Aboitiz Power Corporation President Emmanuel Rubio named two important things in harnessing RE in order to bring about economic growth. The first is the creation of sound policies that will bring about investment, improve the supply chain, and upgrade the existing infrastructure. “Policy is the framework of energy industry. It is the primary governing law that dictates how everything works and how things flow from our sources of renewable energy,” he said.
The second mode is anchoring the march towards progress on a digital ecosystem. Aboitiz Power currently has a capacity of 4,300 MW, allowing them to address the 600 MW to 700 MW base demand in new capacity requirements.
“We have made steps towards digitization, and invested in technology that has allowed us to maintain facilities remotely. Digital tools keep teams engaged and investments have allowed businesses to move smoothly,” said Rubio.
Meanwhile, ABB Inc. Technical Design and Promotion Manager Jerico Medel likewise discussed digitalization as the key to efficient energy distribution, with the “smart grid” as a solution to overcoming logistical challenges, while providing improved operational efficiency, lowering operating costs, increasing system reliability, while improving the quality of service to customers.
Philippine Energy Efficiency Alliance (PE2) President Alexander Ablaza said Covid-19 “will not be the last economic slump” and asserted that “we have to be more flexible” to address future crises. He added that energy efficiency is estimated to be “45 percent more labor-intensive than BBB [Build, Build, Build] infrastructure projects.”
The forum was organized by the European Chamber of Commerce of the Philippines (ECCP) in partnership with PE2. It was co-presented by ABB and the Philippine Energy Independence Council (PEIC).
PEIC Director Amor Maclang highlighted the importance of collaboration among the players in the sector, saying it is “indispensable to the creation of a Philippines that is energy-independent and energy-secure.”

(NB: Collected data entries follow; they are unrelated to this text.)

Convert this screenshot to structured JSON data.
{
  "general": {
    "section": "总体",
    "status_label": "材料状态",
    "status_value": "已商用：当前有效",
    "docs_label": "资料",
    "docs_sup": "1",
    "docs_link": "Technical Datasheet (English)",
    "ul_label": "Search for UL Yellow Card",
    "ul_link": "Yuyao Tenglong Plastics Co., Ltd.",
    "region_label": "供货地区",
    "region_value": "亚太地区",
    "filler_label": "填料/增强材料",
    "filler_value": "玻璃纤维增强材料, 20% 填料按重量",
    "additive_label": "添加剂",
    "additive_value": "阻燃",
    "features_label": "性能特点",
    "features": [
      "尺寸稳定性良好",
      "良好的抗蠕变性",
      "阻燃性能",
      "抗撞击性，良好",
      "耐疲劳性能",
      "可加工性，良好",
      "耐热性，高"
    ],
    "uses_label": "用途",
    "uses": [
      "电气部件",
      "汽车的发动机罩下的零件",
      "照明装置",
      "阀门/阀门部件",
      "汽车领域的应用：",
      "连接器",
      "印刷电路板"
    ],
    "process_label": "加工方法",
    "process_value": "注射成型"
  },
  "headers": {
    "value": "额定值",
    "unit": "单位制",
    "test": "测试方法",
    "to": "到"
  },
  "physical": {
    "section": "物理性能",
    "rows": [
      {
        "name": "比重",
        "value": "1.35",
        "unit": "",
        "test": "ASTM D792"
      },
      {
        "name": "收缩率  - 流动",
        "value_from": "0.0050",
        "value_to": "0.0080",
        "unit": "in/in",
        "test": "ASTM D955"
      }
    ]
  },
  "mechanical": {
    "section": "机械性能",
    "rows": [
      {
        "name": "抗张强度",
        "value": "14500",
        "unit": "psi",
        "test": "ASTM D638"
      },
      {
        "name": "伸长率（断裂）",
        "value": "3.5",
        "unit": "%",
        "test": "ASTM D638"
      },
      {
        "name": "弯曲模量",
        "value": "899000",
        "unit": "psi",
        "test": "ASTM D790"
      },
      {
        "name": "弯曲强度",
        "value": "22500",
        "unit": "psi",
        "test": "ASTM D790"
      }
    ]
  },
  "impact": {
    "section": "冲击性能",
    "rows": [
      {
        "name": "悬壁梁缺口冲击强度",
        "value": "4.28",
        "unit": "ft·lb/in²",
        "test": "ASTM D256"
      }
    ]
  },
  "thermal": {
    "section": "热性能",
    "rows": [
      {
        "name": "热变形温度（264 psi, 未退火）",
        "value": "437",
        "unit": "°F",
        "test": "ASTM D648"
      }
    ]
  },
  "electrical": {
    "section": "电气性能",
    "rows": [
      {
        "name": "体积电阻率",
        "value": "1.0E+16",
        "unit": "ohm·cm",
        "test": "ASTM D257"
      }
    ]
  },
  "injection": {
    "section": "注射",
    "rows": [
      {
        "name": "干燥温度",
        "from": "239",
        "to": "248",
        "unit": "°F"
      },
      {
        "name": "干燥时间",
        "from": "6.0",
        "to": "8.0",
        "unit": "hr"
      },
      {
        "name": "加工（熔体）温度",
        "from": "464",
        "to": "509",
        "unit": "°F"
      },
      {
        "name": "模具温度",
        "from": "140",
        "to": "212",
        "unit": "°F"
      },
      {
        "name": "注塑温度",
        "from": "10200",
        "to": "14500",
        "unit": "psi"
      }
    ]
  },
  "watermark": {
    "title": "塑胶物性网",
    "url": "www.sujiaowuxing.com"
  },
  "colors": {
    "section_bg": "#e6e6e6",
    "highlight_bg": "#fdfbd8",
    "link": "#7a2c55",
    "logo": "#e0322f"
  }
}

This, she said, “is one of the main goals of the partnership that has been forged between the PEIC and the ECCP,” adding, “Our unified vision is to tap into and harness the abundant natural resources that our country has, to provide energy in its remotest areas, as well as to ensure that our economy does not just reopen, but to continue running in a stronger and more robust fashion.”
PEIC and ECCP will hold their next event on December 10 and January 21 to create concrete plans based on the discussions of this forum to develop lasting benefits that will benefit the country over the long-term.
Some of the topics to be discussed include: the modern enterprise and how the energy sector can thrive in the new normal; digital customer service solutions for power distribution; exploration prospects in the West Philippine Sea and their challenges, opportunities, and the necessary optimal response; the adaptation of energy self- sufficient infrastructure to offset operating costs and carbon footprint; and liquefied natural gas’s role in the next decade’s energy transition.